Education consultants involved in the business of overseas-school placements say the number of students looking to further their studies abroad have been steadily increasing, with students of varying backgrounds opting to leave Jamaica's shores.

They also say gone are the days when students only came to them for tertiary placements, but there is now a greater thrust towards getting into the top boarding secondary schools in North America and the United Kingdom.

Sandra Bramwell, international educational consultant and operator of Versan Educational Services, said since 2010, her outfit has seen a boost in the number of students applying for both universities and boarding schools outside of Jamaica.

"A lot now are seeking to go overseas and, in fact, we are seeing larger numbers with boarding schools," Bramwell said.

She added that Versan currently has at least 350 students preparing to leave the country to start school this coming September, with more than 100 already registered for the start of the 2015-16 school year.

Antonn Brown, from the Jamaica2Canada immigration and education firm, said since his company started operating in 2009, there has been a steady increase in the number of persons seeking to study abroad.

"In terms of applications, we get thousands per year, but maybe between 500 to 600 actually go [to Canada]," Brown indicated, adding that this is just from his office alone.

Data from the Institute of International Education has revealed that Jamaicans represent the largest number of Caribbean nationals seeking higher education in the United States, with close to 5,200 students studying in the US between 2011 and 2013.

However, Nicole Campbell, college consultant and director of AIM Educational Services, said this number was not entirely accurate, as it does not take into consideration those students who may be green card holders or those with dual citizenship who were educated in Jamaica then left to complete their studies overseas.

NOT ONLY NORTH AMERICA

But North America is not the only place Jamaican students are eyeing.
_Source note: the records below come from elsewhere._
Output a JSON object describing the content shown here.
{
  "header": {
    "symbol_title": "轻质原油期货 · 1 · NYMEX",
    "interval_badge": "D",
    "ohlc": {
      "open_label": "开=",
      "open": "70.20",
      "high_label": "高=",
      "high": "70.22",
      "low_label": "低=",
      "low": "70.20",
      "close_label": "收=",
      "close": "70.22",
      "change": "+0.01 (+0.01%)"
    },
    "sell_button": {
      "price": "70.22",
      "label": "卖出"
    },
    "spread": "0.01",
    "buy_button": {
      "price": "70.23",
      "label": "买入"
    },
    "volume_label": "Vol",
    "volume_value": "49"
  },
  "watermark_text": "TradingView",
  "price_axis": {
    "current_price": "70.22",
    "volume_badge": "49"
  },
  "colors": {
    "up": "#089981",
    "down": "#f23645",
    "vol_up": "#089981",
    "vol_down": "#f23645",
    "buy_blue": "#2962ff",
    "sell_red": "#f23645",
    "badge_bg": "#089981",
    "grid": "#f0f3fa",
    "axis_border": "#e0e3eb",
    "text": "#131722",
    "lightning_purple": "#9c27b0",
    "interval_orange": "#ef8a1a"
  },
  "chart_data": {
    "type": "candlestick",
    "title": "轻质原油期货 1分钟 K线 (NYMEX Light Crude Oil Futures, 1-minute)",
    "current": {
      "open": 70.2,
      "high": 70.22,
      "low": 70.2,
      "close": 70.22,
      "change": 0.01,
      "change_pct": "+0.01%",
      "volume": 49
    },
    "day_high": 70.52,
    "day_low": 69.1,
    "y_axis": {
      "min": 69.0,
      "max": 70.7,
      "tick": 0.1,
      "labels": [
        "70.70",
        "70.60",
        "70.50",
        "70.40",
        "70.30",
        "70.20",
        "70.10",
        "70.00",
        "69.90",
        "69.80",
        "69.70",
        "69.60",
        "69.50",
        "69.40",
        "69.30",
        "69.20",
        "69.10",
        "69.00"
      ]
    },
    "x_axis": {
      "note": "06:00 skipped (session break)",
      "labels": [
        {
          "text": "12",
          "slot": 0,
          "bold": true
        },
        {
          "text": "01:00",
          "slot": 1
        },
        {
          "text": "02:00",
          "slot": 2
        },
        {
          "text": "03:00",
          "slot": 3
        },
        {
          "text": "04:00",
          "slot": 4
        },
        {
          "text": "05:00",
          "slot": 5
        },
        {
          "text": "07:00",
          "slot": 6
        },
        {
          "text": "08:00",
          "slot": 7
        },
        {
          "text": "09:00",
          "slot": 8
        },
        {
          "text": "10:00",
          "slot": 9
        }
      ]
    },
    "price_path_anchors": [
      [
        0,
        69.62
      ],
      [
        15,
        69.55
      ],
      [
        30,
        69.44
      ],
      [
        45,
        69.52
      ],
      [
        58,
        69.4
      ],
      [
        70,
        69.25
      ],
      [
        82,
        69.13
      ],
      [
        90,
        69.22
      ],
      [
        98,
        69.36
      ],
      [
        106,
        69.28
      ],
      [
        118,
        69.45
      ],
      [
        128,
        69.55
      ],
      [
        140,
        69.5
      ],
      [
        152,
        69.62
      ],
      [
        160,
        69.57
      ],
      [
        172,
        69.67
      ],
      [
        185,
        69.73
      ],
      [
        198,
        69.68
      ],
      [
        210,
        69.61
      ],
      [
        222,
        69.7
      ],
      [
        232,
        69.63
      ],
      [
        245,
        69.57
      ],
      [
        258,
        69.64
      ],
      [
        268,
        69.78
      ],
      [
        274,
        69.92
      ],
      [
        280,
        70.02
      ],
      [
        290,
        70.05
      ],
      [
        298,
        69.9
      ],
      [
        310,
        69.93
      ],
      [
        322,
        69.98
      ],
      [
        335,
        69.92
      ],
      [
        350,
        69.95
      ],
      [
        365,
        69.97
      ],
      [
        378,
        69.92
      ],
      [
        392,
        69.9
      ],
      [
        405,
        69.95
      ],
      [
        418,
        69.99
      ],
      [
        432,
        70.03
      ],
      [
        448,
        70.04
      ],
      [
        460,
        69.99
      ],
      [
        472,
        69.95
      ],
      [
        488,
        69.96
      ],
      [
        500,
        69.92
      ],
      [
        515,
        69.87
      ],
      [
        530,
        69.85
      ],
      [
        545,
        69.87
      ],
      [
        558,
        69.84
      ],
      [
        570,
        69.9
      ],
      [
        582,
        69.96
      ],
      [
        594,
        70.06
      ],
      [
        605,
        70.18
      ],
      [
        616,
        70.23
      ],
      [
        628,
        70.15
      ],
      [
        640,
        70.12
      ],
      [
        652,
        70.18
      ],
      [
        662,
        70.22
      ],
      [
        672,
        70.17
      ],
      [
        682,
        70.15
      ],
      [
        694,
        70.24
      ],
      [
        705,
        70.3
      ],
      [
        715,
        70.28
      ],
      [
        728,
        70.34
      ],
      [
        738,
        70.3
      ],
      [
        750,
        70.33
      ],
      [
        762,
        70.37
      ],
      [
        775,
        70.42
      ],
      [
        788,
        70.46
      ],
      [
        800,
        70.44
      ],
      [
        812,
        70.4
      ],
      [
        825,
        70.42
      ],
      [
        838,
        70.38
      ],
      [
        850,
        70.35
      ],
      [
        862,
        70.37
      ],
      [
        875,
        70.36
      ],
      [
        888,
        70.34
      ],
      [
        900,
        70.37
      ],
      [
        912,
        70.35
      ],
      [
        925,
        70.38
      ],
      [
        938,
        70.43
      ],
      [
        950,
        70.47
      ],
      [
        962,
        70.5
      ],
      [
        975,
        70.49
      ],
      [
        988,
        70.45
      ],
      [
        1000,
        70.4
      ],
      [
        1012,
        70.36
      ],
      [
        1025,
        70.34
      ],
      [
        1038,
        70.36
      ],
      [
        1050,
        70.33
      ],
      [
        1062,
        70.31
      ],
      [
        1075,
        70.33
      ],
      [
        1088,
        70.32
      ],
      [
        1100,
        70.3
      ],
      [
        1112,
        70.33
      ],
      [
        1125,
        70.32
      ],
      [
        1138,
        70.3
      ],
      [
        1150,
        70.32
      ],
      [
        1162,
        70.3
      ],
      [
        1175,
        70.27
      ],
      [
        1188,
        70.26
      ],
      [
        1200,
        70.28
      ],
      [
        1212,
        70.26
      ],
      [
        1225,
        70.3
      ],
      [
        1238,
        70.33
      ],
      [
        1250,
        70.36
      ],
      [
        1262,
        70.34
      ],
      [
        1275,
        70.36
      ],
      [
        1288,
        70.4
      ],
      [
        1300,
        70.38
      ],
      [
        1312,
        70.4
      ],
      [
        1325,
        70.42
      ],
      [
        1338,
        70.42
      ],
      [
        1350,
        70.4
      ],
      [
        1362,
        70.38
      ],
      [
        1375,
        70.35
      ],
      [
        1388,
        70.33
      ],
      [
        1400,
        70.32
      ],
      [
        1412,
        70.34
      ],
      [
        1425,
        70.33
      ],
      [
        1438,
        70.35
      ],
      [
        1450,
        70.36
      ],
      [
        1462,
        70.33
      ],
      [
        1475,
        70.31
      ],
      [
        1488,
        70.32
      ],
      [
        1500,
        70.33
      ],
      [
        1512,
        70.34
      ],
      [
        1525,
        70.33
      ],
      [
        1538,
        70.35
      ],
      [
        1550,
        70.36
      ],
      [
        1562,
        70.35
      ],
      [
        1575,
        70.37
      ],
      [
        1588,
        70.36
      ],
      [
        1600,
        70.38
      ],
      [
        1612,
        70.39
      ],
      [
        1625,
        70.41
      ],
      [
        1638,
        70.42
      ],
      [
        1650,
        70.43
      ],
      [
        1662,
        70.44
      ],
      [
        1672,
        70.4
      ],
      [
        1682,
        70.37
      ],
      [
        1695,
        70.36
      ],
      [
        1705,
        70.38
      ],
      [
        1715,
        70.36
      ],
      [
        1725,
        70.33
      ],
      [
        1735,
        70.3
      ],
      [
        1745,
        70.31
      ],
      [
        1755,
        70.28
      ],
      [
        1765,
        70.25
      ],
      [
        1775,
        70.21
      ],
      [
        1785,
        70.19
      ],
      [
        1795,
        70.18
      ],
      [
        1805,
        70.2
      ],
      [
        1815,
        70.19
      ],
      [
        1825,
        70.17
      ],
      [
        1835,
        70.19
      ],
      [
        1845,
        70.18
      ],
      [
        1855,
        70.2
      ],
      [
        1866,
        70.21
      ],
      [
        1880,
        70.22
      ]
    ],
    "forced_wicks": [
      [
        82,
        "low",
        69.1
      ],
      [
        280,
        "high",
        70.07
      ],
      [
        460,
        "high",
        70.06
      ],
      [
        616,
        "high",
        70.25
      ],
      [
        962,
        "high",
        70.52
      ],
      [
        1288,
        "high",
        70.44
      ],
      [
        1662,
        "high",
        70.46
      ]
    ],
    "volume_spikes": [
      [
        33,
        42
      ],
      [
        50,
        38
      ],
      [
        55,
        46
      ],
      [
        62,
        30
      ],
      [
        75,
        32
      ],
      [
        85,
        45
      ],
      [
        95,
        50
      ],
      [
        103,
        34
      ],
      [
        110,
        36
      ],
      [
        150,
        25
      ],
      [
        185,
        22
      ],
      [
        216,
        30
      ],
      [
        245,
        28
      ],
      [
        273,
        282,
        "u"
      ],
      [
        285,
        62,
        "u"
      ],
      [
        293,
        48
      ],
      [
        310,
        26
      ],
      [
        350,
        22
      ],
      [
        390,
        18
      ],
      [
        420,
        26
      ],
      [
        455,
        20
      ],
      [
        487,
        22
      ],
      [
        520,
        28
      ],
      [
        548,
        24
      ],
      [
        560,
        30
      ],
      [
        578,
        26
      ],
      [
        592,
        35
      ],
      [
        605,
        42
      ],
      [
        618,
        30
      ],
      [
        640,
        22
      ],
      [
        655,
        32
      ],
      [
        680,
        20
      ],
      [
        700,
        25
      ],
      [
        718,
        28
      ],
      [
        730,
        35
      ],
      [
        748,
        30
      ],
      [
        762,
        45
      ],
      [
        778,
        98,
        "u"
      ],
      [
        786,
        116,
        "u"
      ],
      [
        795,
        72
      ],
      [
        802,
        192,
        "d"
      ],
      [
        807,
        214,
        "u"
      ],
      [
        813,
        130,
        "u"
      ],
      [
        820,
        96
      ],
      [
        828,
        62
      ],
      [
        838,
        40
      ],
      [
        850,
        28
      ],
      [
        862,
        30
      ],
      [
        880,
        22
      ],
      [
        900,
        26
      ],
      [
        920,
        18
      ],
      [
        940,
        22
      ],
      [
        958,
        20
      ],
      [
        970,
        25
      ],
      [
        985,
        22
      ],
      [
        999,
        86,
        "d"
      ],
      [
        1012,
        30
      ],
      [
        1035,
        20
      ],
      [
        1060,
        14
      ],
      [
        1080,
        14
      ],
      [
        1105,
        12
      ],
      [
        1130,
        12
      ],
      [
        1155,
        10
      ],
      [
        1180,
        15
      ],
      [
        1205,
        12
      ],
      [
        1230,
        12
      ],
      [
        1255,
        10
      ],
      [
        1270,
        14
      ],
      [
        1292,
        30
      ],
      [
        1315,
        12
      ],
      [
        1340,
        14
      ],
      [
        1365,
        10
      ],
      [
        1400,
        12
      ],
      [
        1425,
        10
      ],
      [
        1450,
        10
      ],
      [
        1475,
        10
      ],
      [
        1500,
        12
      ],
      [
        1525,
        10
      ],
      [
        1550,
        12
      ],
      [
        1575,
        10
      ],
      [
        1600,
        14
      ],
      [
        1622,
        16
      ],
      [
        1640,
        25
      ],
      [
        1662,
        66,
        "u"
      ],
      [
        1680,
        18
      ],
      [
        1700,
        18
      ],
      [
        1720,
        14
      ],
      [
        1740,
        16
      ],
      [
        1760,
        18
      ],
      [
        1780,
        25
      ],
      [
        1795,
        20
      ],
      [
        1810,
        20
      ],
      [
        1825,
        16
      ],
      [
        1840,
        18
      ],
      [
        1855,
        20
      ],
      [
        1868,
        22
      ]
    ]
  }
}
Bramwell said she has been getting requests from students opting to study as far away as eastern Asia and in Scandinavian countries such as Finland.

The consultants all agree that the upward trend of parents and students choosing international schools is based on the search for better opportunities and programmes that are more tailored to their pursuit such as animation and industrial engineering.

"Students from various backgrounds are seeking these opportunities. You would think that with the economic downturn, things would be different, but everyone is still trying to get into the best schools, and they are aware that several scholarships and financial aid are available outside of Jamaica," Campbell added.